Quello nella mia bocca si tira su e mani mi prendono facendomi girare e stendere sulla sabbia a pancia in giù, sento il lubrificante bagnare il mio sederino e, subito dopo, il cazzo che stavo succhiando spingere contro il mio buchino per entrare, dopo la fatica iniziale ci riesce e continua a penetrarmi, con le mani stringo forte la sabbia ma non ho appigli, mi fa male mentre mi scopa con foga entrando sempre di più nel mio culetto, poi comincio a sentire arrivare il piacere e lascio andare il mio orgasmo mentre poco dopo lo sperma inonda il mio sfintere, il tempo di uscire da me e subito un altro prende il suo posto, sempre con foga, sempre rudemente, stavolta viene prima lui, io devo aspettare il terzo per avere un altro orgasmo però decisamente  violento, finita la sarabanda nel mio sederino resto immobile sulla sabbia a pancia sotto con il culetto che mi brucia e la sborra che mi cola sulle cosce, prima in ginocchio e poi in piedi arrivo fino all’acqua e mi ci immergo, subito una sensazione di fresco che mitiga il mio bruciore, poi esco subito e cerco di raggiungere la mia cabina ma la pausa è servita loro per bere e ritemprarsi e mi sbarrano la strada

-          Adesso assaggiamo anche la tua fighetta

Comincia un'altra sarabanda, sdraiata sulla sabbia con le gambe aperte ed alzate mi scopano uno per volta con la stessa foga che hanno usato prima, ormai il sole fa capolino e li posso vedere bene mentre se ne vanno lasciandomi sulla spiaggia con tutto il loro sperma spalmato sul mio corpo.
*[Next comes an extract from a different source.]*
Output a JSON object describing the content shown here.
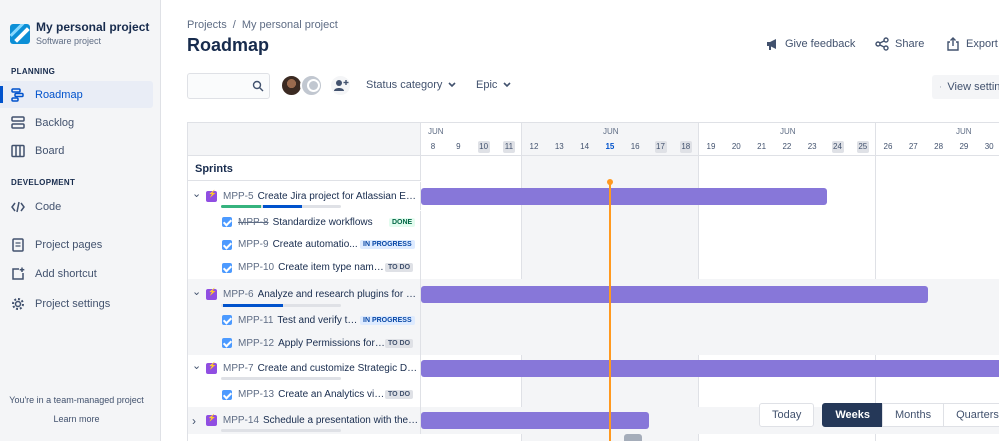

Il primo sole mi scalda mentre recupero dalla sabbia il contenuto della mia borsa, per fortuna il mio portadocumenti con il badge è lì, il portafoglio con i soldi, invece è sparito, 200 Rand andati in fumo; vado in bagno con la borsa e l’asciugamano che ho raccolto sulla sabbia, ho bisogno di una lunga doccia calda, la mia fighetta ed il mio culo bruciano un po’, ci hanno dato dentro con molta foga, la doccia mi ritempra, a casa farò di meglio, in cabina mi rivesto e poi vado in ambasciata, sono abbastanza stanca, nel nostro appartamento mi spoglio e mi metto a letto, più tardi vedrò di fare un paio di lavande, una vaginale ed una anale, comunque per qualche giorno non andrò a cavallo.